Qualquer um destes eventos caberia perfeitamente como tema de um filme. Talvez por isso, os realizadores acertaram na mosca ao definir como objeto do filme os impactantes dezenove dias entre o atentado da Avenida Toneleros e sua dramática morte, que adiaria em dez anos um novo golpe militar.

Embora idolatrado por grande parte da população, Vargas tinha inimigos fora e dentro do governo, amealhados ao longo de toda uma vida. Já bastante enfraquecido pela idade e pela saúde debilitada, além de estar cercado por um mar de corrupção, o que se observa nestes últimos momentos de sua vida é a caça implacável movida pelos setores mais conservadores da sociedade, que usavam as calúnias como arma, com a gentil e festiva colaboração da grande imprensa – algo que não mudou ao longo de todos esses anos.

Seria impossível esquecer que, durante muito tempo, Getúlio governou o país com mão de ferro, instaurando no país um regime que muito se assemelhava ao da Alemanha de Hitler e da Itália de Mussolini.
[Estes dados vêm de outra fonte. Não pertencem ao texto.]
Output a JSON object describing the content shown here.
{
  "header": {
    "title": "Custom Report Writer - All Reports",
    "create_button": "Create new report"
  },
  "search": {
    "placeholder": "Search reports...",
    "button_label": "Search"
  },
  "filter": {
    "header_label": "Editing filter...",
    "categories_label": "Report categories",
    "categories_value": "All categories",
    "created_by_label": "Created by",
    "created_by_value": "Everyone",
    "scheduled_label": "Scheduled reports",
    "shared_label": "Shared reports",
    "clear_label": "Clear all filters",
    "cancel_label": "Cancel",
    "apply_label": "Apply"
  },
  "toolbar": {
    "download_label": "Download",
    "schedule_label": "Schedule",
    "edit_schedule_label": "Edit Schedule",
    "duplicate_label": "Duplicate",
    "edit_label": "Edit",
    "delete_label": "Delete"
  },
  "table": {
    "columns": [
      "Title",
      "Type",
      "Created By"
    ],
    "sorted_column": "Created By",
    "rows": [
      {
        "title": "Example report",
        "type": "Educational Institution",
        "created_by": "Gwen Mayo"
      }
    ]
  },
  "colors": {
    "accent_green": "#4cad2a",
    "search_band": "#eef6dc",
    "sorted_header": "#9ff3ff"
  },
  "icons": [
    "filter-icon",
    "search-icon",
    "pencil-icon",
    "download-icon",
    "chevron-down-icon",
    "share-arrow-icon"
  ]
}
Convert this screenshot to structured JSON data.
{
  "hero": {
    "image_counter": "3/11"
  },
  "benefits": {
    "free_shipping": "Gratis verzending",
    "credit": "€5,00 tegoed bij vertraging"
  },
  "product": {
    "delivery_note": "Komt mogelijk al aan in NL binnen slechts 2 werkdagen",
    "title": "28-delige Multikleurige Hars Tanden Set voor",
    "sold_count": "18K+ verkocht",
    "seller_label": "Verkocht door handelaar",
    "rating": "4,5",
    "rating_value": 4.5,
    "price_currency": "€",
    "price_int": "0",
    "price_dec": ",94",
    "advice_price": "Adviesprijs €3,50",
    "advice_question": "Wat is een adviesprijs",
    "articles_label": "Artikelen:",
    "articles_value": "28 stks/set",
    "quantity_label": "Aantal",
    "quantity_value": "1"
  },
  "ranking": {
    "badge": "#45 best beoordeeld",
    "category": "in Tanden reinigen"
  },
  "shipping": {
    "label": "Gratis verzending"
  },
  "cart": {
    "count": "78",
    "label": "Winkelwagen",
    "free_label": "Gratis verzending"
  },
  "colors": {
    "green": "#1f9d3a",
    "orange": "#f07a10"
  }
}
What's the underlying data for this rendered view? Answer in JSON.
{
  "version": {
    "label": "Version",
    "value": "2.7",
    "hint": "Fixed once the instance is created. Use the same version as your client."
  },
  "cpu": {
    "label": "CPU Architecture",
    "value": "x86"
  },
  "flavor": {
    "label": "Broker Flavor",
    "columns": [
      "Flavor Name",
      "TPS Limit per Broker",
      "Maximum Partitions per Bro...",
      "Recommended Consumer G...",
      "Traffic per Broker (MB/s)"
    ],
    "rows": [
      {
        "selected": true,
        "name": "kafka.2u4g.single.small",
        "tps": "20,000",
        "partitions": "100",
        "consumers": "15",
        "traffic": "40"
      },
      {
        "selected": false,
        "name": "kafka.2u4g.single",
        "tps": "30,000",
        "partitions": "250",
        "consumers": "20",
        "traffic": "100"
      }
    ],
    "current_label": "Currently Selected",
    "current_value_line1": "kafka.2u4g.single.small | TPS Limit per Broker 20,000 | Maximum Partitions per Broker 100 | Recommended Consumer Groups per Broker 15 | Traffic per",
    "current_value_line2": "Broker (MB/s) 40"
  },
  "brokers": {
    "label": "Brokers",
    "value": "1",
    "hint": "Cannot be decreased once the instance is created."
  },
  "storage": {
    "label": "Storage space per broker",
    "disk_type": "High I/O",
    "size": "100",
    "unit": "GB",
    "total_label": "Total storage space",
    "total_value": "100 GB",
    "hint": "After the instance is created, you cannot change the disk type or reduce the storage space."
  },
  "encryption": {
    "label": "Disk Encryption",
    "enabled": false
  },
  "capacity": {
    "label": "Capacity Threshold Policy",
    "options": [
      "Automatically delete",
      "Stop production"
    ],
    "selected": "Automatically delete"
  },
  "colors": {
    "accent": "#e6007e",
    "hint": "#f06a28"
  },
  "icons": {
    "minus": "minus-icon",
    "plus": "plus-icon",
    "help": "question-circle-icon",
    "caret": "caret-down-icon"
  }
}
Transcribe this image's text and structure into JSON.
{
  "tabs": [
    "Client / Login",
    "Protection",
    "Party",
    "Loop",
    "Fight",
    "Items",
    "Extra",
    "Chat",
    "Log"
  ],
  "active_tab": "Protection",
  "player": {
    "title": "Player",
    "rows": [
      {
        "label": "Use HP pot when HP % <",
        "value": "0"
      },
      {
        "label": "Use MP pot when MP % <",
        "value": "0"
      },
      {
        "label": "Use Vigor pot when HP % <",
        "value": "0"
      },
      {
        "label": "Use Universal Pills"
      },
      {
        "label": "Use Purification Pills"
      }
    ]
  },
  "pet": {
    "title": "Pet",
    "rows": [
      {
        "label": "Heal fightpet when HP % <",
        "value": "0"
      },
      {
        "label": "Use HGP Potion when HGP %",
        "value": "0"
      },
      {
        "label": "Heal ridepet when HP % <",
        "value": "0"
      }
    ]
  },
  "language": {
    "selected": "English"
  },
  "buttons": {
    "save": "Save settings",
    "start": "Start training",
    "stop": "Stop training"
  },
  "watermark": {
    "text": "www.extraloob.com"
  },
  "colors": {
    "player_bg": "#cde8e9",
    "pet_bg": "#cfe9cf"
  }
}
Em seu favor, devemos lembrar que, até a Segunda Guerra Mundial, um grande número de países era governado por ditadores, e mesmo países democráticos como a Inglaterra controlavam tiranicamente grandes colônias, como Índia e vários países africanos.

Getúlio também teve um lado populista, criando as leis trabalhistas que vigoram até hoje, em um país onde a escravidão oficial fora abolida poucas décadas antes, e a maioria dos trabalhadores era mantida em condições abaixo da crítica.

Esse mesmo caudilho, que chegou a abolir as bandeiras estaduais e municipais no Estado Novo, manobrou como uma raposa a influência dos países beligerantes na Segunda Guerra, obtendo condições excepcionais para um país subdesenvolvido da época.

No filme atual, encontramos um Getúlio (Tony Ramos) alquebrado, um presidente que para governar precisava fazer acordo com inúmeros partidos, muito diferente do ditador poderoso que fora no passado. Todos os dias surgiam novos escândalos, verdadeiros ou falsos, mas que eram repetidos à exaustão pela imprensa, principalmente pelo jornal Tribuna da Imprensa, de Carlos Lacerda (Alexandre Borges).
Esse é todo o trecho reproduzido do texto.